Lo ha deciso un tribunale di sorveglianza di Los Angeles, che in due differenti udienze, entrambe molto lunghe, ha negato la libertà vigilata dapprima al minore e successivamente anche al maggiore dei due fratelli. I giudici sono giunti alla conclusione che i Menendez sono «ancora un rischio per la società», soprattutto alla luce della loro condotta in prigione, dove si trovano dall'arresto avvenuto nel gennaio del 1990.

«Il 21 agosto è il giorno in cui la mia famiglia ha scoperto che i miei genitori erano morti, l'inizio del loro percorso di trauma», ha ricordato Erik, 53 anni, il primo a essere sottoposto all'esame della sua condotta, collegato in videoconferenza dal carcere di San Diego. L'uomo ha cercato di dimostrare di essere cambiato dietro le sbarre, parlando di fede, sobrietà e attività a sostegno dei detenuti più anziani a cui è stato costretto a partecipare. Ma la commissione ha elencato una serie di infrazioni da lui compiute: dall'uso del cellulare «in modo egoista, come se le regole per lui non valessero», a collaborazioni con bande, traffico di droga, violazioni disciplinari e persino uno schema di frode fiscale. Non è servito nemmeno l'intervento a suo favore di oltre dieci parenti, tra cui la zia Teresita Menendez-Baralt, malata di cancro, che ha dichiarato di averlo perdonato e di volerlo accogliere in casa. Stessa cosa anche per Joseph Lyle, 57 anni, che non è riuscito a convincere la commissione di non rappresentare più una minaccia per la società e si è visto negare la libertà vigilata.

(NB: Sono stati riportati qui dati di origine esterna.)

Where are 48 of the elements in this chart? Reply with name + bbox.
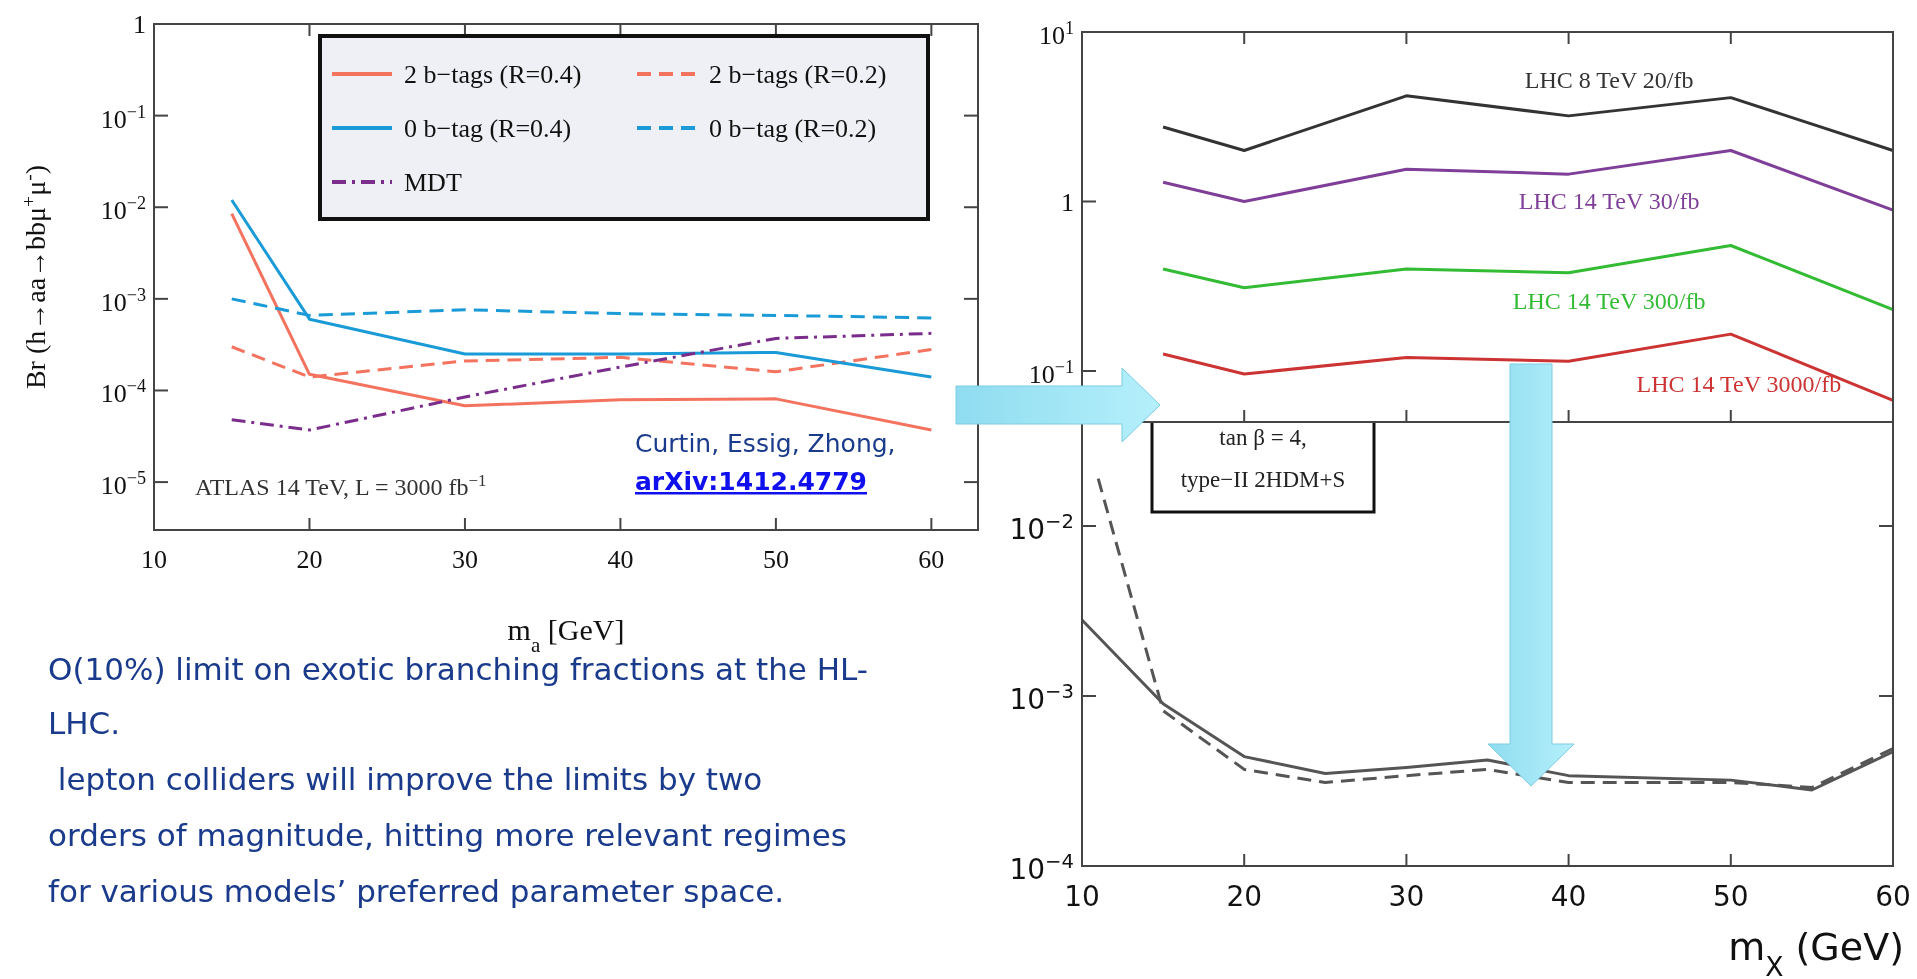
y-tick-label: 10$^{−1}$ xyxy=(100,101,146,134)
series-label: LHC 14 TeV 3000/fb xyxy=(1636,371,1842,398)
x-tick-label: 50 xyxy=(762,545,789,574)
line-series xyxy=(1161,332,1895,402)
line-series xyxy=(230,198,933,379)
legend-label: 2 b−tags (R=0.4) xyxy=(404,60,582,89)
y-tick-label: 10$^{−5}$ xyxy=(100,468,146,501)
y-tick-label: 10$^{−3}$ xyxy=(100,284,146,317)
y-tick-label: 10$^{−3}$ xyxy=(1009,679,1074,716)
annotation: tan β = 4, xyxy=(1219,425,1307,450)
x-tick-label: 60 xyxy=(1875,880,1911,913)
series-label: LHC 14 TeV 30/fb xyxy=(1518,188,1700,215)
x-tick-label: 30 xyxy=(451,545,478,574)
legend-label: 2 b−tags (R=0.2) xyxy=(709,60,887,89)
legend-label: MDT xyxy=(404,168,462,197)
line-series xyxy=(230,212,933,432)
x-tick-label: 30 xyxy=(1388,880,1425,913)
text: LHC. xyxy=(48,705,121,741)
x-axis-title: m$_{X}$ (GeV) xyxy=(1728,925,1904,979)
series-label: LHC 14 TeV 300/fb xyxy=(1512,287,1706,314)
legend-label: 0 b−tag (R=0.4) xyxy=(404,114,572,143)
y-tick-label: 10$^{−1}$ xyxy=(1028,356,1074,389)
annotation: arXiv:1412.4779 xyxy=(635,467,867,496)
x-tick-label: 40 xyxy=(1550,880,1587,913)
text: orders of magnitude, hitting more relevant regimes xyxy=(48,817,847,853)
y-tick-label: 1 xyxy=(1061,187,1074,217)
y-tick-label: 10$^{−4}$ xyxy=(100,376,146,409)
line-series xyxy=(1161,244,1895,312)
line-series xyxy=(1161,148,1895,212)
x-tick-label: 50 xyxy=(1712,880,1749,913)
x-tick-label: 40 xyxy=(607,545,634,574)
annotation: type−II 2HDM+S xyxy=(1180,467,1346,492)
series-label: LHC 8 TeV 20/fb xyxy=(1524,67,1694,94)
legend-label: 0 b−tag (R=0.2) xyxy=(709,114,877,143)
x-tick-label: 60 xyxy=(918,545,945,574)
y-tick-label: 10$^{1}$ xyxy=(1038,17,1074,50)
x-tick-label: 20 xyxy=(296,545,323,574)
x-tick-label: 10 xyxy=(141,545,167,574)
x-tick-label: 20 xyxy=(1226,880,1263,913)
text: lepton colliders will improve the limits by two xyxy=(48,761,763,797)
y-tick-label: 10$^{−2}$ xyxy=(100,193,146,226)
annotation: Curtin, Essig, Zhong, xyxy=(635,429,896,458)
annotation: ATLAS 14 TeV, L = 3000 fb$^{−1}$ xyxy=(195,470,487,500)
line-series xyxy=(230,331,933,432)
text: for various models’ preferred parameter space. xyxy=(48,873,785,909)
y-tick-label: 10$^{−2}$ xyxy=(1009,509,1074,546)
y-tick-label: 1 xyxy=(133,10,146,40)
line-series xyxy=(1161,94,1895,152)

Al termine di un processo altamente mediatico, i due rampolli furono riconosciuti colpevoli di omicidio volontario e condannati all'ergastolo senza condizionale nel 1996. Il tribunale accolse la versione dei procuratori, secondo cui i fratelli puntavano all'eredità milionaria del padre, pezzo grosso dell'industria discografica. La difesa sosteneva invece che i due, di 21 e 18 anni all'epoca, avessero agito dopo decenni di violenze e abusi sessuali inflitti dal padre e coperti dalla madre.

Dopo una lunga battaglia dei familiari per la revisione del caso, lo scorso maggio un giudice di Los Angeles ha ridotto la loro condanna a 50 anni, in quanto avevano meno di 26 anni al

momento del crimine, rendendoli eleggibili per la libertà vigilata. Il parere contrario del Board of Parole Hearings sbarra la strada alla scarcerazione. Solo tra tre anni i difensori potranno inoltrare nuovamente la richiesta.